Oireachtas Joint and Select Committees
Thursday, 22 October 2015
Joint Oireachtas Committee on the Implementation of the Good Friday Agreement
Peace Building in Northern Ireland: Community Relations Council and Partner Organisations
10:15 am
Ms Charmain Jones:
I work across rural Northern Ireland but I also worked in an urban setting for 15 years. I look at children and young people very much through the lens of how I was reared. I was born in 1976 so I call myself a child of the Troubles. Like Mr. Brady in Newry, I am a Portadown woman. I am, therefore, only 20 miles away from him. However, I was born and reared in an extremely sectarian town with a high level of violence. I have been able to look at my work with children and young people through that lens because most of the young people I deal with are under the age of 18. They are all peace agreement children. I am finding across the spectrum that there are kids who do not care about what is happening in Stormont or anything else. They feel they are engaging well with others and they are happy to continue with that. There are other young people for whom sectarianism and racism have an impact on everyday issues in their lives, including their schooling, how they get home from school, how they get bussed to school, what they do outside school and where they hang around after school, and that can be in an urban or rural context. In general, most young people, whether they say it or not, care about peace at some level. I was doing work with a group of 13 to 15 year olds recently and we were talking about the issues that affected them. While we take peace as a given, they also take it as a given, but they do not want to see violence similar to what we saw as young people.

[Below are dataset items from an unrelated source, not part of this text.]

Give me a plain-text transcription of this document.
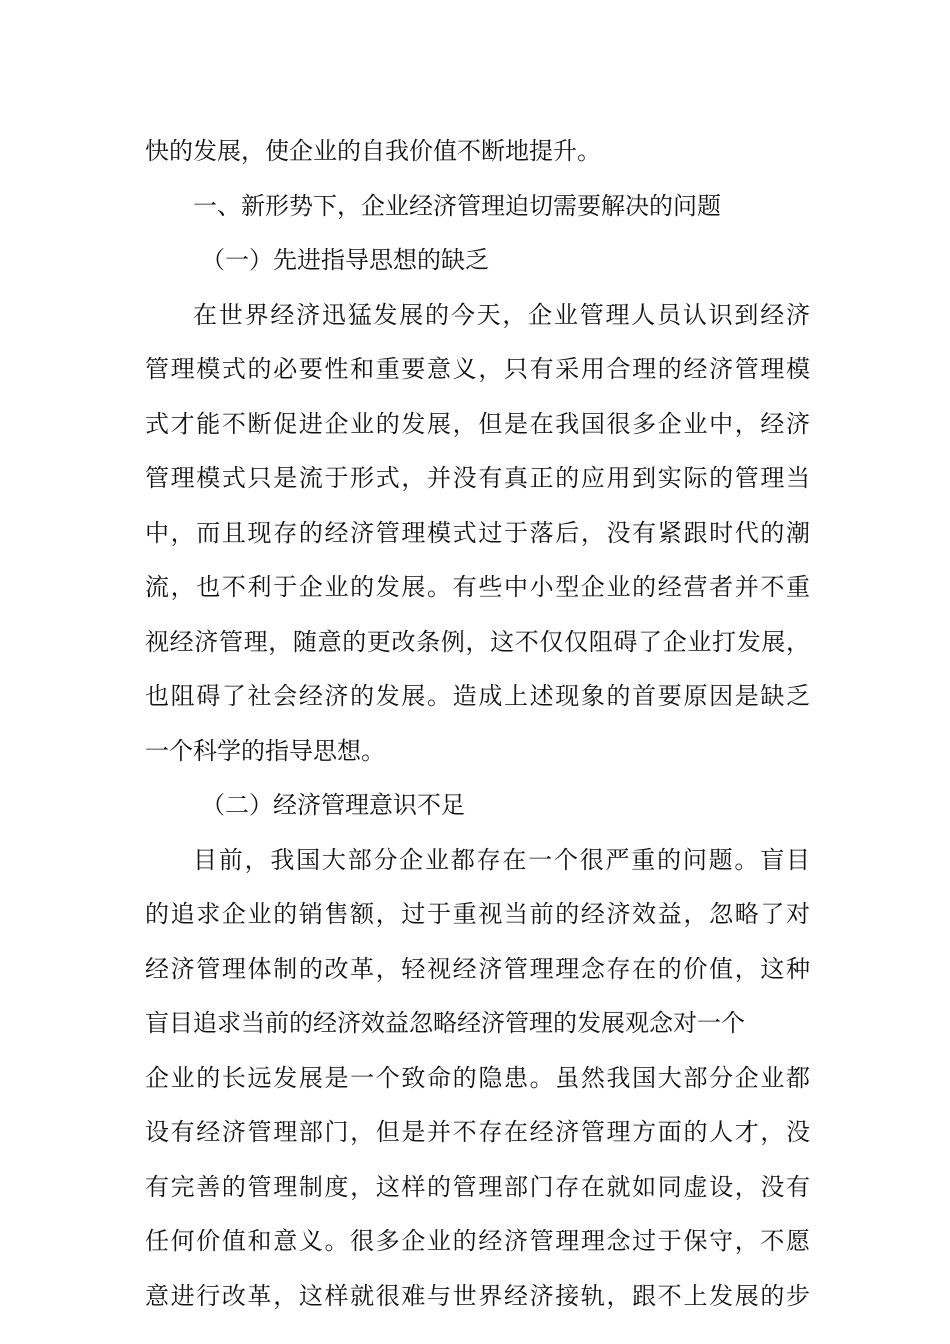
快的发展，使企业的自我价值不断地提升。
一、新形势下，企业经济管理迫切需要解决的问题
（一）先进指导思想的缺乏
在世界经济迅猛发展的今天，企业管理人员认识到经济
管理模式的必要性和重要意义，只有采用合理的经济管理模
式才能不断促进企业的发展，但是在我国很多企业中，经济
管理模式只是流于形式，并没有真正的应用到实际的管理当
中，而且现存的经济管理模式过于落后，没有紧跟时代的潮
流，也不利于企业的发展。有些中小型企业的经营者并不重
视经济管理，随意的更改条例，这不仅仅阻碍了企业打发展，
也阻碍了社会经济的发展。造成上述现象的首要原因是缺乏
一个科学的指导思想。
（二）经济管理意识不足
目前，我国大部分企业都存在一个很严重的问题。盲目
的追求企业的销售额，过于重视当前的经济效益，忽略了对
经济管理体制的改革，轻视经济管理理念存在的价值，这种
盲目追求当前的经济效益忽略经济管理的发展观念对一个
企业的长远发展是一个致命的隐患。虽然我国大部分企业都
设有经济管理部门，但是并不存在经济管理方面的人才，没
有完善的管理制度，这样的管理部门存在就如同虚设，没有
任何价值和意义。很多企业的经济管理理念过于保守，不愿
意进行改革，这样就很难与世界经济接轨，跟不上发展的步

Young people find it difficult to connect with the past. Last week I had to say to them that this is living history. They are being taught about this in school, but I was alive when these things happened and I am only 20 years older than them. It is hard for them to connect with what we are trying to do in talking about the past. Sometimes we put too much responsibility on them - fix the young people and Northern Ireland will be fixed. I was a youth worker for four years and I do not agree with that. I meet vibrant, energetic young people who want to move forward. We recently did a report with the Integrated Education Fund on community, housing and education. Young people said they wanted to learn together, connect together and do things together. They want shared classrooms, but the issue is funding. Shared education programmes are receiving less and less money. Over the past year, in particular, the level of contact between the youth and education sectors with young people has begun to shrink. If organisations such as ours are not doing this work, there will be less done within the school structures and the opportunities will shrink. Many people still live in segregated communities. There are walls in urban areas and I live at an interface. My children have no contact with anybody who has a different religion outside of my efforts to try to do that. They could continue to live like that for the rest of their lives if they wanted. They can live on that interface and never interact with anybody with a different religion. It is the same in rural areas. I work with young people in these areas who live two or three miles apart who would never connect if it were not for organisations such as ours going in to put in some resources and expertise to help them to mix together.
With our education system and the shrinking of the youth sector and the funding for children and young people, we could continue to live in a segregated, benign apartheid for the rest of our lives, but our sector is trying its best to give young people a hand in learning, sharing and engaging with each other as much as they can.